How can we analyze the biomechanical impact of an exoskeleton?
To measure the biomechanical impact of an exoskeleton, there are mainly three parameters to study : muscular impact, skeletal impact and impact on energy costs.
- Measuring muscular impact, is generally done via EMG sensors (electromyogram, editor's note). The study consists in comparing muscular activity with and without an exoskeleton for similar movements and then in analyzing certain parameters such as means, standard deviations, quarters, peaks, etc.
There are other capture solutions under development such as MMG (mechano-myography, editor's note), which consists in listening to the noise of the muscles, whose use is less widespread because of the need for post-treatment. Other tests are also possible over a longer term, such as a endurance test Or a Strength test with an isokinetic machine.
- Measuring skeletal impact consists, most often, of record the movement using, for example, inertial monitoring units (IMUs) or near infrared cameras, then integrating this data into simulation software, making it possible to Calculate the loads in each joint by reverse dynamics.
- Measuring the impact of energy costs, on the other hand, is more subtle. It is interesting to study the balance between The physiological cost (oxygen consumption, heart rate, etc.) and The biomechanical cost (linked to kinetics, to movement). There is, of course, a balance between these two energies, and the exoskeleton must not disturb this balance.
Do exoskeletons limit exposure to biomechanical risk factors?
The real benefit of exoskeletons is Relieve highly stressed joints. From a biomechanical point of view, care must be taken to consider the body as a whole. One of the advantages of exoskeletons is their ability to reduce peaks in muscle activity, sometimes linked to false movements.

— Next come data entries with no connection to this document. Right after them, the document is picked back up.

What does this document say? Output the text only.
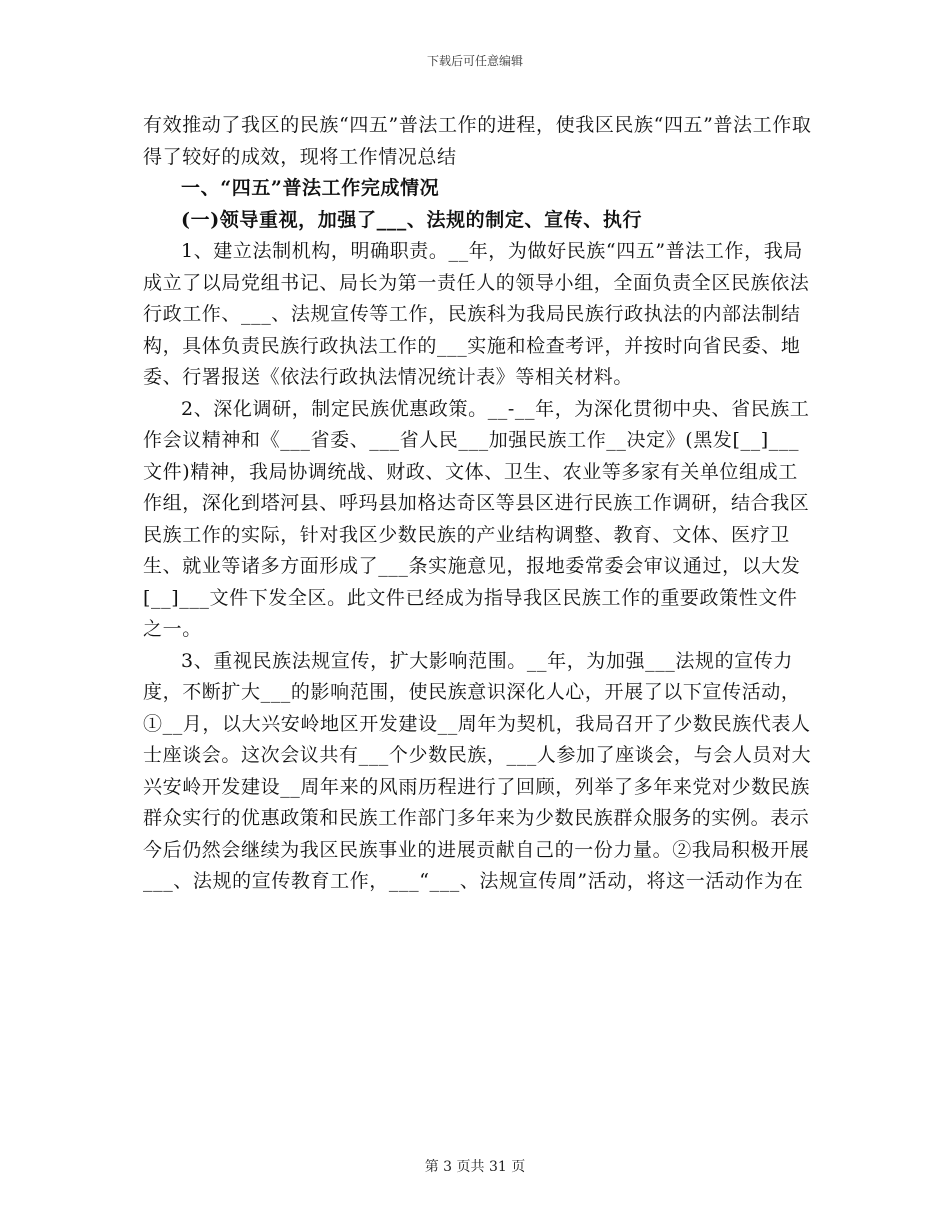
下载后可任意编辑

有效推动了我区的民族“四五”普法工作的进程，使我区民族“四五”普法工作取得了较好的成效，现将工作情况总结

一、“四五”普法工作完成情况

(一)领导重视，加强了___、法规的制定、宣传、执行

1、建立法制机构，明确职责。__年，为做好民族“四五”普法工作，我局成立了以局党组书记、局长为第一责任人的领导小组，全面负责全区民族依法行政工作、___、法规宣传等工作，民族科为我局民族行政执法的内部法制结构，具体负责民族行政执法工作的___实施和检查考评，并按时向省民委、地委、行署报送《依法行政执法情况统计表》等相关材料。

2、深化调研，制定民族优惠政策。__-__年，为深化贯彻中央、省民族工作会议精神和《___省委、___省人民___加强民族工作__决定》(黑发[__]___文件)精神，我局协调统战、财政、文体、卫生、农业等多家有关单位组成工作组，深化到塔河县、呼玛县加格达奇区等县区进行民族工作调研，结合我区民族工作的实际，针对我区少数民族的产业结构调整、教育、文体、医疗卫生、就业等诸多方面形成了___条实施意见，报地委常委会审议通过，以大发[__]___文件下发全区。此文件已经成为指导我区民族工作的重要政策性文件之一。

3、重视民族法规宣传，扩大影响范围。__年，为加强___法规的宣传力度，不断扩大___的影响范围，使民族意识深化人心，开展了以下宣传活动，①__月，以大兴安岭地区开发建设__周年为契机，我局召开了少数民族代表人士座谈会。这次会议共有___个少数民族，___人参加了座谈会，与会人员对大兴安岭开发建设__周年来的风雨历程进行了回顾，列举了多年来党对少数民族群众实行的优惠政策和民族工作部门多年来为少数民族群众服务的实例。表示今后仍然会继续为我区民族事业的进展贡献自己的一份力量。②我局积极开展___、法规的宣传教育工作，___“___、法规宣传周”活动，将这一活动作为在

第 3 页共 31 页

However, it is impossible to generalize about the impact of exoskeletons since it depends on the design. Each exoskeleton is specific but it is possible to give trends on sets of products (lower extremities, upper extremities, backs).
We still have little perspective on the long-term impact of exoskeletons, can you give me your opinion?

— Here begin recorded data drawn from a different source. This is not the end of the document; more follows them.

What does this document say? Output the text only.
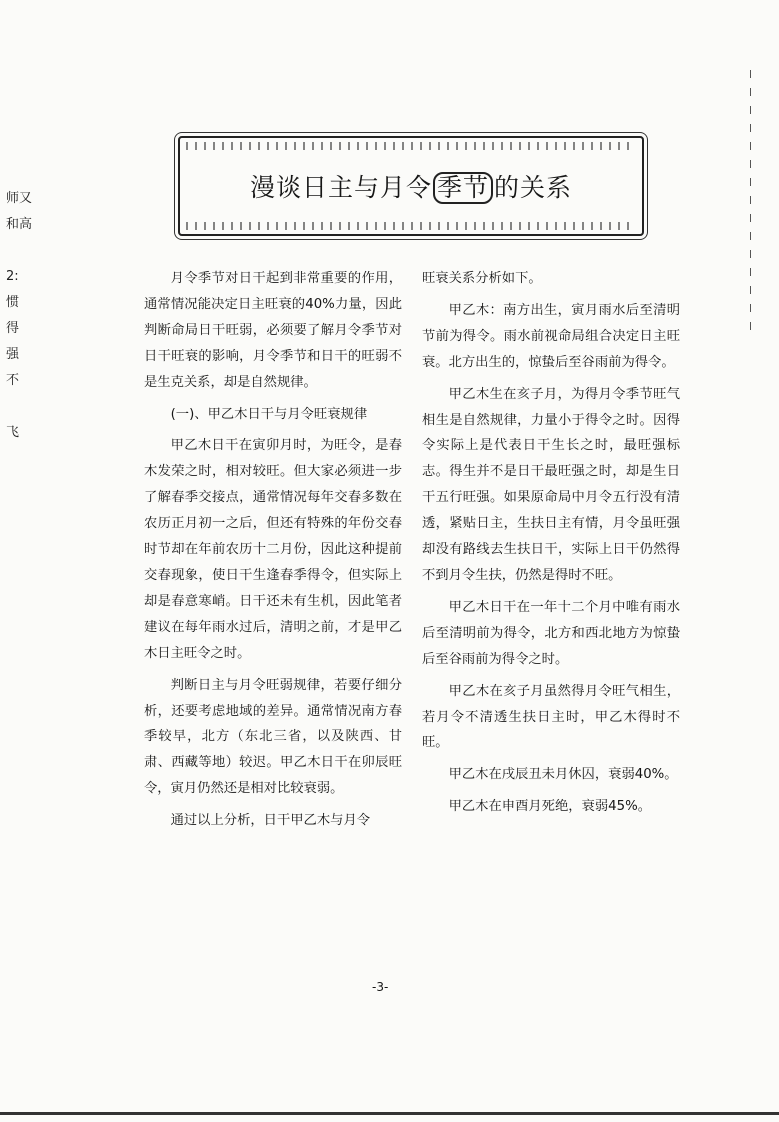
师又
和高
2:
惯
得
强
不
飞
漫谈日主与月令 季节 的关系

月令季节对日干起到非常重要的作用，通常情况能决定日主旺衰的40%力量，因此判断命局日干旺弱，必须要了解月令季节对日干旺衰的影响，月令季节和日干的旺弱不是生克关系，却是自然规律。

(一)、甲乙木日干与月令旺衰规律

甲乙木日干在寅卯月时，为旺令，是春木发荣之时，相对较旺。但大家必须进一步了解春季交接点，通常情况每年交春多数在农历正月初一之后，但还有特殊的年份交春时节却在年前农历十二月份，因此这种提前交春现象，使日干生逢春季得令，但实际上却是春意寒峭。日干还未有生机，因此笔者建议在每年雨水过后，清明之前，才是甲乙木日主旺令之时。

判断日主与月令旺弱规律，若要仔细分析，还要考虑地域的差异。通常情况南方春季较早，北方（东北三省，以及陕西、甘肃、西藏等地）较迟。甲乙木日干在卯辰旺令，寅月仍然还是相对比较衰弱。

通过以上分析，日干甲乙木与月令

旺衰关系分析如下。

甲乙木：南方出生，寅月雨水后至清明节前为得令。雨水前视命局组合决定日主旺衰。北方出生的，惊蛰后至谷雨前为得令。

甲乙木生在亥子月，为得月令季节旺气相生是自然规律，力量小于得令之时。因得令实际上是代表日干生长之时，最旺强标志。得生并不是日干最旺强之时，却是生日干五行旺强。如果原命局中月令五行没有清透，紧贴日主，生扶日主有情，月令虽旺强却没有路线去生扶日干，实际上日干仍然得不到月令生扶，仍然是得时不旺。

甲乙木日干在一年十二个月中唯有雨水后至清明前为得令，北方和西北地方为惊蛰后至谷雨前为得令之时。

甲乙木在亥子月虽然得月令旺气相生，若月令不清透生扶日主时，甲乙木得时不旺。

甲乙木在戌辰丑未月休囚，衰弱40%。

甲乙木在申酉月死绝，衰弱45%。

-3-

THEINRS And theAFNOR are working a lot on the subject to create a normative framework to the use of exoskeletons.
There is several studies that are in progress but it is difficult to ignore a real biomechanical study to understand this impact. For products like ours, you have to prove that, over the long term, the impact is transparent about healthy people, and what is beneficial (less pain while maintaining a correct posture) to pathological subjects. To do this, you have to do studies by taking all types of people and generate enough data.
You have to study regularly in the years to come to get perspective and check that the benefit/risk ratio is good. In 5 or 10 years, hindsight will be sufficient. It is up to the manufacturers to keep in touch and check that there are no problems with users. The risk is that a user no longer wears the device (because it does not suit him) but that the information does not go back to companies that manufacture exoskeletons.
Exoskeletons are like drugs, clinical evidence is needed. As a medical device, Japet had to validate its claims via clinical studies and monitors its users in order to control the risks associated with the use of its products.
Why can't exoskeletons make it possible to carry more weight?
The exoskeleton is there for Relieve a part of the body. If we increase the load, we find ourselves in a case equivalent to the initial problems, and the exoskeleton no longer plays its role of relieving the joints but then takes on the role of external muscle.
Except in the military case, which is a bit particular, it is an absurd idea to want to carry more weight, because It only displaces the problem instead of solving it. For example, a person with MSDs by carrying 10kg loads will trigger MSDs if they carry 20kg loads with an exoskeleton. The problem will always be the same, namely: this person has MSDs.
What are, today, the points of vigilance, from a biomechanical point of view, of exoskeletons?
For exoskeleton designers, it's about Do whole-body studies, in order to have a global vision of the impact of their device, and avoid focusing on a single joint in particular. It is quite complicated to carry out global studies, because they require a lot of implementation. When you offer people to carry out measurements, everything must be done in a maximum of one hour, from the installation of sensors and the uninstallation... if you want complete studies, it necessarily takes more time.
For their part, businesses need to verify that users use the exoskeleton in the right conditions, respecting a certain period of use. The follow-up should be regular and frequent at the beginning, then a follow-up every year will be sufficient thereafter. If a company realizes that its employees are stopping using the exoskeleton or, conversely, if they want to use it much more than recommended, there are questions to ask themselves.
It is also important to involve occupational medicine, which can anticipate a problem or detect it as the exoskeleton is used.
For the user, You should not live with an exoskeleton but learn to use it when you really need it.
In your opinion, what makes exoskeletons find their place in business?
Exoskeletons are innovations that were created because there were a real need.
There are workstations that cannot be arranged for various reasons (machine congestion, confined spaces, etc.). Retirement is increasingly later, people are working longer and not always in good conditions. Exoskeletons can really do a lot, but they have to be done intelligently. Wearing an exoskeleton is never trivial.